I was so anxious to get home and see my folks that I didn’t even go into town to get a bus. Indianapolis was 160 miles or so from Waterford. I went out in front of the hospital and stuck out my thumb. In those days, there was a gas shortage and a car shortage but what few motorists there were picked up soldiers. I hitchhiked my way home. It was still light when the last ride left me off in front of the old G.W. Rarick home, south of Goshen IN, on SR 15 at Waterford.

The first person I saw was my Grandmother Rarick. She looked at me and, in utter amazement said “Johnny, what are you doing home?” Her second question was “Did the Germans mistreat you?” After being greeted by my dad, I went on to Goshen and saw my mother and the Clover grandparents.

I was home, but everything was changed. It just didn’t seem like the home that I’d left and the one I’d remembered and dreamed about. Something seemed missing.

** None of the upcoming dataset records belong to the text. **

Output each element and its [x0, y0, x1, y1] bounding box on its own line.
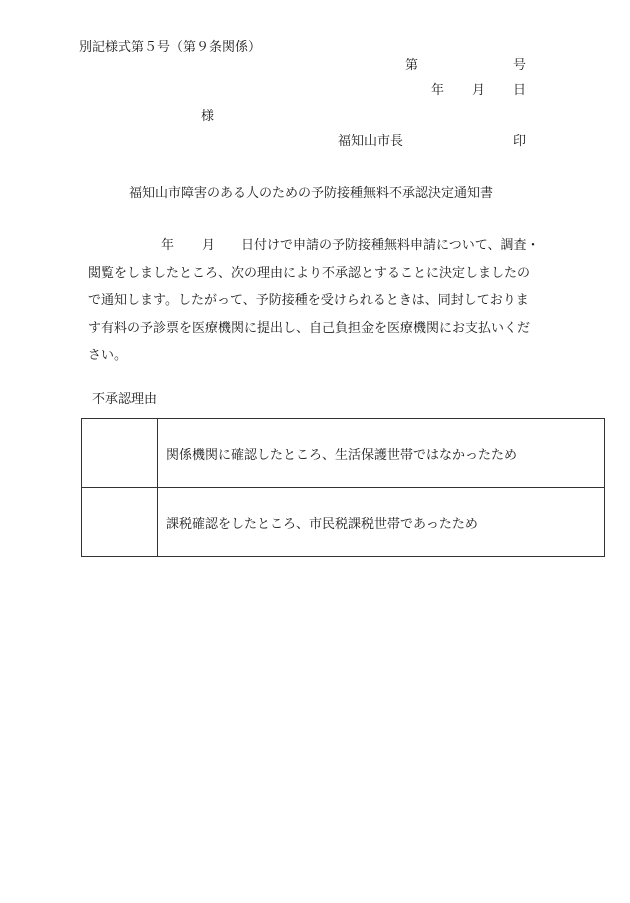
reason-text: 課税確認をしたところ、市民税課税世帯であったため [158, 488, 605, 557]
issuer-name: 福知山市長 [338, 134, 404, 149]
body-line-1 [88, 232, 558, 260]
body-year: 年 [161, 238, 175, 253]
reason-checkbox-cell[interactable] [82, 419, 158, 488]
body-first-line-rest: 日付けで申請の予防接種無料申請について、調査・ [241, 238, 540, 253]
number-prefix: 第 [405, 58, 419, 73]
document-title: 福知山市障害のある人のための予防接種無料不承認決定通知書 [129, 186, 494, 201]
date-day: 日 [513, 83, 527, 98]
date-year: 年 [431, 83, 445, 98]
reasons-heading: 不承認理由 [92, 392, 158, 407]
reason-row [82, 488, 605, 557]
number-suffix: 号 [513, 58, 527, 73]
body-line-4: す有料の予診票を医療機関に提出し、自己負担金を医療機関にお支払いくだ [88, 320, 531, 336]
body-line-2: 閲覧をしましたところ、次の理由により不承認とすることに決定しましたの [88, 265, 531, 281]
recipient-suffix: 様 [201, 109, 215, 124]
reasons-table [81, 418, 605, 557]
seal-mark: 印 [513, 134, 527, 149]
reason-checkbox-cell[interactable] [82, 488, 158, 557]
body-month: 月 [202, 238, 216, 253]
form-label: 別記様式第５号（第９条関係） [79, 40, 262, 55]
body-paragraph [88, 232, 558, 370]
date-month: 月 [472, 83, 486, 98]
body-line-3: で通知します。したがって、予防接種を受けられるときは、同封しておりま [88, 293, 529, 308]
body-line-5: さい。 [88, 348, 128, 363]
reason-text: 関係機関に確認したところ、生活保護世帯ではなかったため [158, 419, 605, 488]
reason-row [82, 419, 605, 488]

Mother had been working for a munitions factory near Crown Point IN. The Clover grandparents had gotten so aged. Junior was still the in the Army and Jerry was assigned at Fort Monmouth NJ, in the Signal Corps. My close friends were all gone. My roommate at Ball State, Keith Worthinger, had been killed in France. Another close friend, Douglas Randolph had died in combat in Germany. Dallas Rohrer was away in the Navy and Rollin Hoover was on duty somewhere. As I walked down the road from the store in Waterford to the Rarick farm, I thought we had won the peace but at what a tremendous price. Nothing seemed to be the same. And although I was home, what was there to do? I joined the Veterans of Foreign Wars, the Order of the Purple Heart, and the American Legion. They were all veterans’ organizations and meeting places for good people. They may have been drinking too much and were a wild bunch and all, but they knew what war was about to the common soldier and we all agreed. Never again. I was always going by the post headquarters and seeing old veterans … some not yet 20 years of age. Just dropping in to see who else had gotten home. I was an old man going on 22 years of age.